A vulnerability in the Google+ social network exposed the personal data of up to 500,000 people using the site between 2015 and March 2018, the search giant acknowledged Monday.
Google said it found no evidence of data misuse. Still, as part of the response to the incident, Google plans to shut down the social network permanently.
The company didn't disclose the vulnerability when it fixed the problem in March because it didn't want to invite regulatory scrutiny from lawmakers, according to a report Monday by The Wall Street Journal. Google CEO Sundar Pichai was briefed on the decision to not disclose the finding, after an internal committee had already decided the plan, the Journal said.

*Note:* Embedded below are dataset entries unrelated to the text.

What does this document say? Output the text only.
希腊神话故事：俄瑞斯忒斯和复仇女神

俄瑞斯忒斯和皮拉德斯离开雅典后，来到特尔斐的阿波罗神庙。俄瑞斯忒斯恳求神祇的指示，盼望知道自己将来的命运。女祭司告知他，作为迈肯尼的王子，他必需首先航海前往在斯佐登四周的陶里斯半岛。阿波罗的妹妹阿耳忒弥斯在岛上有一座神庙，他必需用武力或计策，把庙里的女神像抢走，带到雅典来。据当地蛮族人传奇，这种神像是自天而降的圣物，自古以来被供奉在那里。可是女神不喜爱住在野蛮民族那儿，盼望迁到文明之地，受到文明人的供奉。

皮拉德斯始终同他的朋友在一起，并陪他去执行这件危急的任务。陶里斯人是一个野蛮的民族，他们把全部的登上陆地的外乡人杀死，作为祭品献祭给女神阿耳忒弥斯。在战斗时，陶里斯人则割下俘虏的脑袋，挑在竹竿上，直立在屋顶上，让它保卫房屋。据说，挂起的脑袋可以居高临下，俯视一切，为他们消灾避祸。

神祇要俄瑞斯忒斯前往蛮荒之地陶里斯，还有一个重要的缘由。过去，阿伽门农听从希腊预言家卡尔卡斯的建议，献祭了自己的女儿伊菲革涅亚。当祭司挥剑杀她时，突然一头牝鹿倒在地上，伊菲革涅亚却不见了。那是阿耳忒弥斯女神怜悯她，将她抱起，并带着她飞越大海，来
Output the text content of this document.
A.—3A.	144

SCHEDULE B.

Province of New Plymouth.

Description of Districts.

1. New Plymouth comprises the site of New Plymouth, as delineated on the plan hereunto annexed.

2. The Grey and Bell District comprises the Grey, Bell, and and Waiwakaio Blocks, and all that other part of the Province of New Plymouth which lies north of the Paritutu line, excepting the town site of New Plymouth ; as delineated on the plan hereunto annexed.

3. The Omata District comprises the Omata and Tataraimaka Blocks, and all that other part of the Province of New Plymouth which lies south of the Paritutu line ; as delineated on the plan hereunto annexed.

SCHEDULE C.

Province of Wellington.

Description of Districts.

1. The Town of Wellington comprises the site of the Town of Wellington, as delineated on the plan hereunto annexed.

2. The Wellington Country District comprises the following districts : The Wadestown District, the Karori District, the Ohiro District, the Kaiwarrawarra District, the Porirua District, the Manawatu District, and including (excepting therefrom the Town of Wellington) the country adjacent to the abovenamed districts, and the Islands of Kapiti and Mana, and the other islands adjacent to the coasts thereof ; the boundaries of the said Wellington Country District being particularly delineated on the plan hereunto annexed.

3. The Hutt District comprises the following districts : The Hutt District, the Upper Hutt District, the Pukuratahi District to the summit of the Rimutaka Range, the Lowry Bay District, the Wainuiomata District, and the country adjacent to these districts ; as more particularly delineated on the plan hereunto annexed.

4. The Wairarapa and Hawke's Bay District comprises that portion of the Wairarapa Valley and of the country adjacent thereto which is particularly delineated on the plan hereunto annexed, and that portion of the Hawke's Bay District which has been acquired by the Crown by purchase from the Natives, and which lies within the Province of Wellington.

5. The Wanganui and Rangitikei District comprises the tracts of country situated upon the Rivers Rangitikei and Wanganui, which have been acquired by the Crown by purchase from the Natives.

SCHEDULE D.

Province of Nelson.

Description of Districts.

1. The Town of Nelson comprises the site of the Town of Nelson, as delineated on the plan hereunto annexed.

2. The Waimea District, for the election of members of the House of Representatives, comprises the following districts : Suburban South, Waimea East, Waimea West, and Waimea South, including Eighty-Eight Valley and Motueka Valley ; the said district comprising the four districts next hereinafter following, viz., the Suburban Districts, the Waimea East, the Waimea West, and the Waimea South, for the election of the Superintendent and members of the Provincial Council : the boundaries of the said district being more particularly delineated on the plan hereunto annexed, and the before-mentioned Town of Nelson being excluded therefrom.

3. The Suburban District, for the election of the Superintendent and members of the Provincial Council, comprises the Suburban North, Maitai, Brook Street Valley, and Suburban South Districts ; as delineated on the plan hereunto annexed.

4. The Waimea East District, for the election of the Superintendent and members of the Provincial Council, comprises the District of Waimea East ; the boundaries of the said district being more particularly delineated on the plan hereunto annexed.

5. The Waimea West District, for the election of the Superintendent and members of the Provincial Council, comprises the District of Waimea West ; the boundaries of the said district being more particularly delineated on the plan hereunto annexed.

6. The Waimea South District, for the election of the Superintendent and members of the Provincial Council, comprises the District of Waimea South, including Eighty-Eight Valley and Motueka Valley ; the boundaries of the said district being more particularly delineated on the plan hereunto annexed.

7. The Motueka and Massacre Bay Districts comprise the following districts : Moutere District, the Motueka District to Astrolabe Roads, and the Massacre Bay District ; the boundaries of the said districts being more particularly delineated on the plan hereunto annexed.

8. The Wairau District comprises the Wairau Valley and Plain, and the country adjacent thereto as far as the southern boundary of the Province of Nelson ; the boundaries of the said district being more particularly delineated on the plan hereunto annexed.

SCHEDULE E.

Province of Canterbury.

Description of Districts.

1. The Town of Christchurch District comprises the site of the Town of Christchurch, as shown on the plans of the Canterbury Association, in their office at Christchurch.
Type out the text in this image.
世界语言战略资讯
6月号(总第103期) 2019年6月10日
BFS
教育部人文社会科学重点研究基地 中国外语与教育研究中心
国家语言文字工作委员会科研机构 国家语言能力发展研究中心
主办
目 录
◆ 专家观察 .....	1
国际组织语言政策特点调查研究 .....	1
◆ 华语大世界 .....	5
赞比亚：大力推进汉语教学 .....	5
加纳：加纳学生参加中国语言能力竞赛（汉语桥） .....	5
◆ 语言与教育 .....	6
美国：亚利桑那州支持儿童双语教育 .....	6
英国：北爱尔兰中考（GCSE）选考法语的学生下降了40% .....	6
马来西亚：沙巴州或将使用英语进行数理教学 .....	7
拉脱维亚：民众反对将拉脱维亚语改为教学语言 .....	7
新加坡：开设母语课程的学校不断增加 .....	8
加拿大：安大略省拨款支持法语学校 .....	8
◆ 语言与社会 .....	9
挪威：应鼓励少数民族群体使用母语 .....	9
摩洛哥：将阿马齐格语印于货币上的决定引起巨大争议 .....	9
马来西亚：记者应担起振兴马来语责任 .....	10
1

Google said it found the bug as part of an internal review called Project Strobe, an audit started earlier this year that examines access to user data from Google accounts by third-party software developers. The bug gave apps access to information on a person's Google+ profile that can be marked as private. That includes details like email addresses, gender, age, images, relationship statuses, places lived and occupations. Up to 438 applications on Google+ had access to this API, though Google said it has no evidence any developers were aware of the vulnerability.
"The review did highlight the significant challenges in creating and maintaining a successful Google+ that meets consumers' expectations," Ben Smith, vice president of engineering, said Monday in a blog post. "Given these challenges and the very low usage of the consumer version of Google+, we decided to sunset the consumer version of Google+."
The news comes as Silicon Valley companies have been increasingly scrutinized for their data collection practices. Facebook brought the issue to the forefront in March after its Cambridge Analytica scandal, in which a UK-based digital consultancy harvested data on 87 million Facebook users without their permission.
Google has already drawn controversy over its data collection practices. In July, the company was criticized after reports that employees for third-party email apps could read your email if you integrated those apps with your Gmail account. Google was hammered again a month later, when the Associated Press revealed the company was tracking users' locations even after they'd turned off their phones' location history setting.
Last month, Google Chief Privacy Officer Keith Enright -- alongside representatives from other tech and telecom giants including Apple, Amazon and AT&T -- testified before the Senate on privacy practices in Silicon Valley. Google CEO Sundar Pichai reportedly is expected to take the hot seat in another congressional hearing after the US midterm elections in November.
Google+ launched with much fanfare in 2011, positioned as the search giant's answer to Facebook. But the social network never gained traction among consumers. Google eventually peeled away some of the services' most popular features, including Hangout chats and its photo capabilities, and put them into standalone apps. On Monday, Google said 90 percent of Google+ sessions today last less than five seconds.
The search giant said it'll shut down Google+ by the end of August 2019 to give people a chance to migrate their information and get used to the transition. (Here's.)
After Google announced the social network's shutdown, even people who helped launch the product said the time had come to end it.
"As a tech lead and an original founding member of Google+, my only thought on Google sunsetting it is... FINALLY," tweeted David Byttow, a former Google engineer.
Specifically, the issue disclosed Monday came through one of the Google+ "People" APIs, a developer tool available to third-party app developers. Still, outside app makers weren't supposed to have access to private profile information. The API was designed to only keep logs for two-week periods. Even in that short amount of time, Google's audit found that nearly half a million Google+ accounts could have been affected in just 14 days' worth of analysis.
The company said it often notifies users when there are security issues and flaws and user data is affected, but its privacy and data protection office said the bug didn't meet the threshold. The office looks at what data was taken, if affected users need to be informed, if there was any evidence of data abuse, and whether users could effectively respond.
Ireland's data protection regulation group said Tuesday that it will seek more information from Google about the security vulnerability, according to Reuters.
"The Data Protection Commission was not aware of this issue and we now need to better understand the details of the breach, including the nature, impact and risk to individuals and we will be seeking information on these issues from Google," the commission said.
Google doesn't have a lead supervisory authority for the incident because it occurred before the European Union's General Data Protection Regulation (GDPR) privacy law went into effect in May, Reuters noted.
First published Oct. 8, 10:12 a.m. PT.
Update, Oct. 9, 7:10 a.m. PT: Adds Irish data protection regulator's statement and GDPR detail.